HTC Hero CDMA Review

Introduction and Design

Sprint continues its onslaught of devices with their version of the HTC Hero.  This is the company’s first Android device, though it will be joined by the Samsung Moment just a few weeks later.  The Hero distinguishes itself from other Android devices thanks to HTC’s Sense UI.  Actually, Sense personalizes Android in a similar fashion to how TouchFLO 3D does it with Windows Mobile. It allows the user total customization of homescreen apps, widgets and even allows for different interface setups.  Other features of this fully-stocked phone include a 3.2” capacitive display, 5 megapixel camera, Wi-Fi, EVDO Rev.
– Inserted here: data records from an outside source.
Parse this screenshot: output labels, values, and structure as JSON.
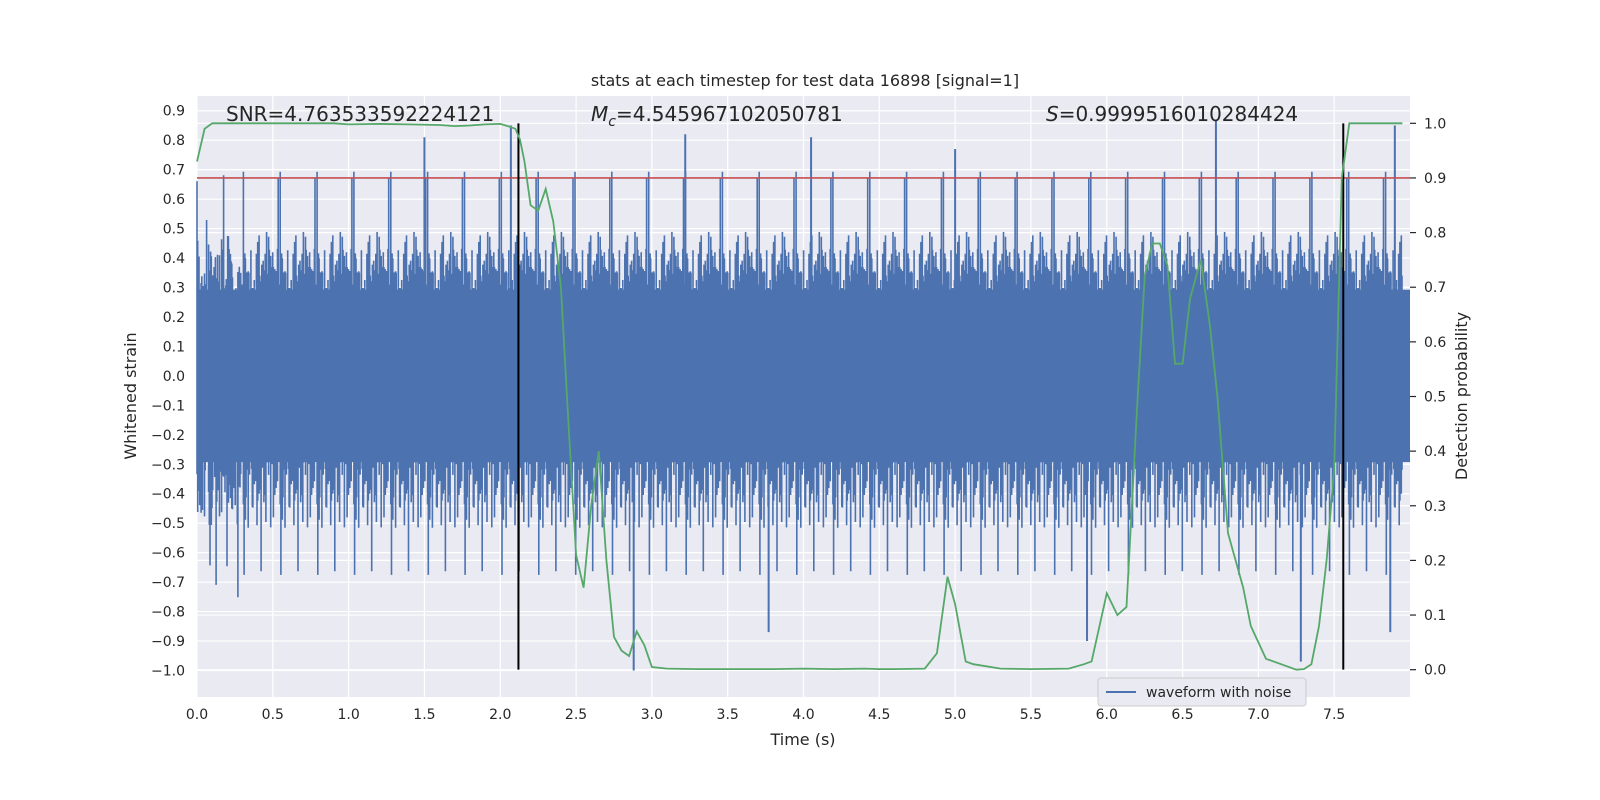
{
  "chart_data": {
    "type": "line",
    "title": "stats at each timestep for test data 16898 [signal=1]",
    "xlabel": "Time (s)",
    "ylabel_left": "Whitened strain",
    "ylabel_right": "Detection probability",
    "xlim": [
      0.0,
      8.0
    ],
    "ylim_left": [
      -1.09,
      0.95
    ],
    "ylim_right": [
      -0.05,
      1.05
    ],
    "x_ticks": [
      "0.0",
      "0.5",
      "1.0",
      "1.5",
      "2.0",
      "2.5",
      "3.0",
      "3.5",
      "4.0",
      "4.5",
      "5.0",
      "5.5",
      "6.0",
      "6.5",
      "7.0",
      "7.5"
    ],
    "y_left_ticks": [
      "0.9",
      "0.8",
      "0.7",
      "0.6",
      "0.5",
      "0.4",
      "0.3",
      "0.2",
      "0.1",
      "0.0",
      "−0.1",
      "−0.2",
      "−0.3",
      "−0.4",
      "−0.5",
      "−0.6",
      "−0.7",
      "−0.8",
      "−0.9",
      "−1.0"
    ],
    "y_right_ticks": [
      "0.0",
      "0.1",
      "0.2",
      "0.3",
      "0.4",
      "0.5",
      "0.6",
      "0.7",
      "0.8",
      "0.9",
      "1.0"
    ],
    "grid": true,
    "legend": {
      "label": "waveform with noise",
      "position": "lower-right"
    },
    "annotations": {
      "snr_label": "SNR=4.763533592224121",
      "mc_label": "=4.545967102050781",
      "s_label": "=0.9999516010284424"
    },
    "threshold_right": 0.9,
    "signal_window": [
      2.12,
      7.56
    ],
    "waveform_envelope": {
      "name": "waveform with noise",
      "upper_typical": 0.45,
      "lower_typical": -0.45,
      "peaks": [
        {
          "x": 2.07,
          "y": 0.85
        },
        {
          "x": 1.5,
          "y": 0.81
        },
        {
          "x": 3.22,
          "y": 0.82
        },
        {
          "x": 4.05,
          "y": 0.81
        },
        {
          "x": 5.0,
          "y": 0.77
        },
        {
          "x": 6.72,
          "y": 0.87
        },
        {
          "x": 7.9,
          "y": 0.85
        },
        {
          "x": 2.88,
          "y": -1.0
        },
        {
          "x": 7.28,
          "y": -0.97
        },
        {
          "x": 3.77,
          "y": -0.87
        },
        {
          "x": 5.87,
          "y": -0.9
        },
        {
          "x": 7.87,
          "y": -0.87
        }
      ]
    },
    "series": [
      {
        "name": "Detection probability",
        "axis": "right",
        "x": [
          0.0,
          0.05,
          0.1,
          0.3,
          0.5,
          0.7,
          0.9,
          1.0,
          1.2,
          1.4,
          1.6,
          1.7,
          1.8,
          1.9,
          2.0,
          2.05,
          2.1,
          2.13,
          2.16,
          2.2,
          2.25,
          2.3,
          2.35,
          2.4,
          2.45,
          2.5,
          2.55,
          2.6,
          2.65,
          2.7,
          2.75,
          2.8,
          2.85,
          2.9,
          2.95,
          3.0,
          3.1,
          3.3,
          3.5,
          3.8,
          4.0,
          4.2,
          4.4,
          4.5,
          4.6,
          4.8,
          4.88,
          4.95,
          5.0,
          5.07,
          5.12,
          5.3,
          5.5,
          5.75,
          5.85,
          5.9,
          6.0,
          6.07,
          6.13,
          6.2,
          6.25,
          6.3,
          6.35,
          6.4,
          6.45,
          6.5,
          6.55,
          6.62,
          6.68,
          6.73,
          6.8,
          6.85,
          6.9,
          6.95,
          7.05,
          7.15,
          7.25,
          7.3,
          7.35,
          7.4,
          7.45,
          7.5,
          7.55,
          7.6,
          7.7,
          7.8,
          7.95
        ],
        "y": [
          0.93,
          0.99,
          1.0,
          1.0,
          1.0,
          1.0,
          1.0,
          0.998,
          0.999,
          0.998,
          0.997,
          0.995,
          0.996,
          0.998,
          0.999,
          0.995,
          0.99,
          0.97,
          0.93,
          0.85,
          0.84,
          0.88,
          0.82,
          0.7,
          0.45,
          0.21,
          0.15,
          0.3,
          0.4,
          0.2,
          0.06,
          0.035,
          0.025,
          0.07,
          0.045,
          0.005,
          0.002,
          0.001,
          0.001,
          0.001,
          0.002,
          0.001,
          0.002,
          0.001,
          0.001,
          0.002,
          0.03,
          0.17,
          0.12,
          0.015,
          0.01,
          0.002,
          0.001,
          0.002,
          0.01,
          0.015,
          0.14,
          0.1,
          0.115,
          0.48,
          0.72,
          0.78,
          0.78,
          0.74,
          0.56,
          0.56,
          0.68,
          0.75,
          0.63,
          0.5,
          0.25,
          0.2,
          0.15,
          0.08,
          0.02,
          0.01,
          0.0,
          0.001,
          0.01,
          0.08,
          0.2,
          0.37,
          0.9,
          1.0,
          1.0,
          1.0,
          1.0
        ]
      }
    ],
    "colors": {
      "background": "#eaeaf2",
      "grid": "#ffffff",
      "waveform": "#4c72b0",
      "probability": "#55a868",
      "threshold": "#c44e52",
      "window": "#000000",
      "text": "#262626"
    }
  }
}
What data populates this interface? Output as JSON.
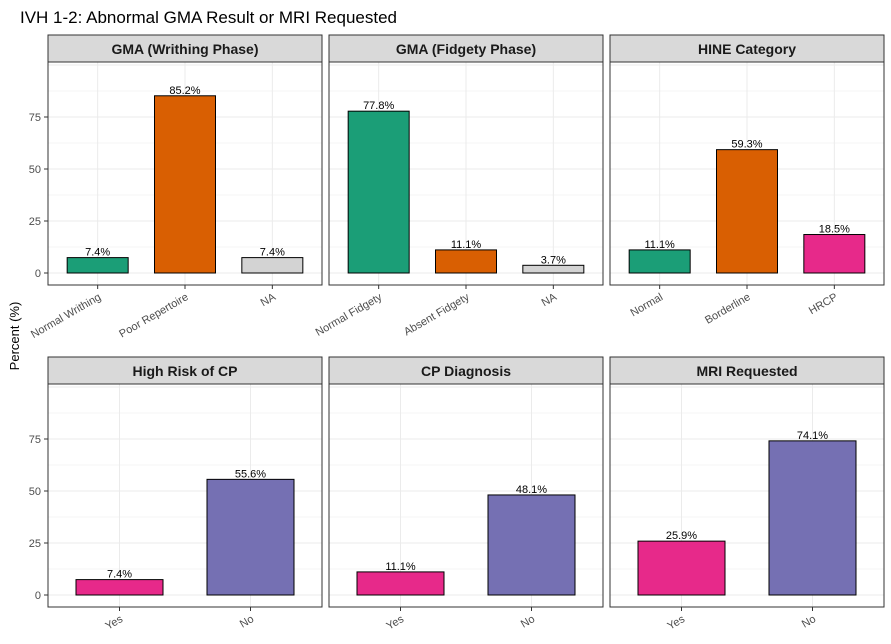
{
  "chart_data": {
    "title": "IVH 1-2: Abnormal GMA Result or MRI Requested",
    "ylabel": "Percent (%)",
    "ylim": [
      0,
      100
    ],
    "yticks": [
      0,
      25,
      50,
      75
    ],
    "grid": true,
    "panels": [
      {
        "type": "bar",
        "title": "GMA (Writhing Phase)",
        "categories": [
          "Normal Writhing",
          "Poor Repertoire",
          "NA"
        ],
        "values": [
          7.4,
          85.2,
          7.4
        ],
        "labels": [
          "7.4%",
          "85.2%",
          "7.4%"
        ],
        "colors": [
          "#1b9e77",
          "#d95f02",
          "#d3d3d3"
        ]
      },
      {
        "type": "bar",
        "title": "GMA (Fidgety Phase)",
        "categories": [
          "Normal Fidgety",
          "Absent Fidgety",
          "NA"
        ],
        "values": [
          77.8,
          11.1,
          3.7
        ],
        "labels": [
          "77.8%",
          "11.1%",
          "3.7%"
        ],
        "colors": [
          "#1b9e77",
          "#d95f02",
          "#d3d3d3"
        ]
      },
      {
        "type": "bar",
        "title": "HINE Category",
        "categories": [
          "Normal",
          "Borderline",
          "HRCP"
        ],
        "values": [
          11.1,
          59.3,
          18.5
        ],
        "labels": [
          "11.1%",
          "59.3%",
          "18.5%"
        ],
        "colors": [
          "#1b9e77",
          "#d95f02",
          "#e7298a"
        ]
      },
      {
        "type": "bar",
        "title": "High Risk of CP",
        "categories": [
          "Yes",
          "No"
        ],
        "values": [
          7.4,
          55.6
        ],
        "labels": [
          "7.4%",
          "55.6%"
        ],
        "colors": [
          "#e7298a",
          "#7570b3"
        ]
      },
      {
        "type": "bar",
        "title": "CP Diagnosis",
        "categories": [
          "Yes",
          "No"
        ],
        "values": [
          11.1,
          48.1
        ],
        "labels": [
          "11.1%",
          "48.1%"
        ],
        "colors": [
          "#e7298a",
          "#7570b3"
        ]
      },
      {
        "type": "bar",
        "title": "MRI Requested",
        "categories": [
          "Yes",
          "No"
        ],
        "values": [
          25.9,
          74.1
        ],
        "labels": [
          "25.9%",
          "74.1%"
        ],
        "colors": [
          "#e7298a",
          "#7570b3"
        ]
      }
    ]
  }
}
A, 3.5mm headphone jack and microSDHC expansion up to 32GB.  Included in the box you’ll find:

•    1500mAh Li-ion battery
•    AC adapter with female USB end
•    USB data/charging cable
•    2GB microSD card


We first saw the Hero as a Teflon-coated, chinned device in Europe.  Underneath the Sprint version is identical (save for the CDMA radio,) but externally the two devices are vastly different.  For starters, the chin is gone.   This was a distinctive feature of HTC Android devices, but one that we never cared much for, although it does contribute a little bit to a better voice clarity during talks. 

This CDMA Hero had ditched the original angular design, trading in the hard lines for soft curves.  The device feels fantastic in your hand; while we still feel that the Diamond was the best device to hold, this new Hero is hot on its heels.  It is narrower than other full touchscreen devices like the iPhone and BlackBerry Storm, which makes it more comfortable to hold.

You can compare the HTC Hero CDMA with many other phones using our Size Visualization Tool.

While the GSM counterpart is available in white and brown (with others likely forthcoming,) Sprint’s version comes in a drab gray.  HTC is in a damned if you do, damned if you don’t situation here.  They tried to infuse some color and personality into the Diamond with its red back but got flack for it, and now they are getting flack for the more conservatively styled Hero.  We wouldn’t have minded some color, but the silver-on-gray color scheme isn’t ugly by any stretch of the imagination.

The buttons remain the same as the original, but have been moved around and are thankfully now symmetrical.  The user has Send and End keys on the far edges, and Menu, Home, Back and Search buttons situated inside them, with a trackball at the middle of this cluster.  The trackball of the G1 was revealed to be the same as found on the Curve, but this trackball is larger than the one we’ve encountered into the past.  The bigger ball is easy to navigate with and we appreciate the larger size.  The only other buttons on the device is the volume rocker on the left side.

The 3.2” glass screen
is capacitive, incorporates multi-touch technology and has a resolution of 320x480.  It is similar if not identical to the screen we’ve seen on the G1 and Magic, which means that it is 65k colors.  It is a good display, but does not have the pop that the Instinct HD or Palm Pre has - each with 16m colors.  The screen fingerprints worse than most, and is nearly impossible to keep clean.  We’re not sure if it has the same oleophobic coating that the GSM version did, but we were constantly cleaning ours.  The auto-adjusting backlight kept the display too dim for our tastes, so we disabled it.  For whatever reason this sensor is not used to turn off the screen during a phone call when the Hero is against your face, as it is on many of HTC’s Windows phones.

The bottom of the phone  has HTC’s funky miniUSB port, though any miniUSB charger or cable works with it.  At a time when all other manufacturers not named Apple are going to a microUSB standard it is rather frustrating to see this older port used.  Thankfully HTC has included a 3.5mm headset jack, which can be found at the top of the Hero.  The back is very plain, with the 5 megapixel camera housing surrounded by the speaker cutout.

While the color scheme could be better, we really like this new design for the HTC Hero overall.  It is extraordinarily comfortable to hold and we do not miss the chin one bit.  The phone is built very solidly, the screen is very responsive and the buttons all offer good travel.  HTC adheres to a high manufacturing standard and the Hero is undoubtedly no exception.